Electric response of anion-conducting membranes

The development of new ion-conducting membranes able to transport the desired charged species is one of the most important aspects of the research for red-ox flow battery and fuel cells. The complex interplay between the chemical composition, structure and conductivity mechanism of these innovative membranes is still poorly understood. In this work a family of ion-conducting membranes based on poly (vinyl benzyl trimethyl ammonium)-b-poly (methylbutylene) [PVBTMA-b-PMB] block copolymers is considered. The copolymers include p-tolyl side groups; the latter are further functionalized with trimethyl ammonium groups neutralized by OH anions. Three different OH-membranes are studied, labeled I, II and III. Each is characterized by a different degree of functionalization (DF) of the p-tolyl groups, as follows: I – DF = 42%; II – DF = 63%; III – DF = 81%. The electric response of the membranes in the completely hydrated form is studied by broadband electrical spectroscopy (BES).
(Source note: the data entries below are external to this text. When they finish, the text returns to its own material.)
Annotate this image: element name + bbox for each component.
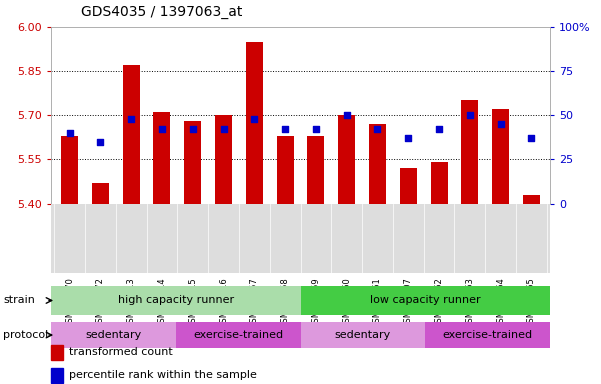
Point <box>342 112 352 118</box>
Point <box>403 135 413 141</box>
Text: protocol: protocol <box>3 330 48 340</box>
Text: sedentary: sedentary <box>335 330 391 340</box>
Text: low capacity runner: low capacity runner <box>370 295 481 306</box>
Point <box>280 126 290 132</box>
Point <box>65 130 75 136</box>
Point <box>188 126 198 132</box>
Point <box>249 116 259 122</box>
Bar <box>454 204 485 273</box>
Text: percentile rank within the sample: percentile rank within the sample <box>69 370 257 381</box>
Bar <box>246 41 263 204</box>
Bar <box>85 204 116 273</box>
Point <box>126 116 136 122</box>
Bar <box>430 162 448 204</box>
Bar <box>393 204 424 273</box>
Bar <box>92 183 109 204</box>
Bar <box>239 204 270 273</box>
Bar <box>177 204 208 273</box>
Bar <box>300 286 550 315</box>
Bar <box>331 204 362 273</box>
Bar <box>208 204 239 273</box>
Text: transformed count: transformed count <box>69 347 173 358</box>
Bar <box>492 109 509 204</box>
Bar <box>123 65 139 204</box>
Bar <box>400 168 416 204</box>
Point <box>496 121 505 127</box>
Bar <box>426 322 550 348</box>
Bar <box>116 204 147 273</box>
Point <box>96 139 105 145</box>
Point <box>435 126 444 132</box>
Bar <box>51 322 176 348</box>
Text: exercise-trained: exercise-trained <box>442 330 532 340</box>
Bar <box>51 286 300 315</box>
Bar <box>338 115 355 204</box>
Bar <box>462 101 478 204</box>
Bar <box>300 322 426 348</box>
Point <box>526 135 536 141</box>
Point <box>373 126 382 132</box>
Point <box>219 126 228 132</box>
Text: exercise-trained: exercise-trained <box>193 330 283 340</box>
Bar <box>369 124 386 204</box>
Bar <box>147 204 177 273</box>
Text: sedentary: sedentary <box>85 330 142 340</box>
Bar <box>153 112 171 204</box>
Bar <box>300 204 331 273</box>
Bar <box>185 121 201 204</box>
Bar <box>308 136 325 204</box>
Text: strain: strain <box>3 295 35 306</box>
Bar <box>424 204 454 273</box>
Bar <box>516 204 547 273</box>
Bar <box>523 195 540 204</box>
Point <box>465 112 475 118</box>
Bar <box>270 204 300 273</box>
Bar <box>485 204 516 273</box>
Text: GDS4035 / 1397063_at: GDS4035 / 1397063_at <box>81 5 243 19</box>
Bar <box>215 115 232 204</box>
Bar <box>54 204 85 273</box>
Point <box>311 126 321 132</box>
Text: high capacity runner: high capacity runner <box>118 295 234 306</box>
Bar <box>362 204 393 273</box>
Point <box>157 126 166 132</box>
Bar <box>176 322 300 348</box>
Bar <box>276 136 293 204</box>
Bar <box>61 136 78 204</box>
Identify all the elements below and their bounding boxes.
Results highlight a number of events, indicated as σ1, σ2, σ3 and σ4 in Figure 1, associated to different polarization phenomena occurring within the materials. This behaviour is typical of systems characterized by a complex multiphasic nanostructure, including more than one domain with different dielectric constants. The electric response also evidences some step changes as the temperature is varied, which point to significant reorganizations in the domain structure of the materials. These evidences are studied in detail, allowing to: (a) propose a comprehensive model for the long-range charge transfer in this family of materials; and (b) elucidate how the latter is correlated to the chemical composition and nanostructure of the samples.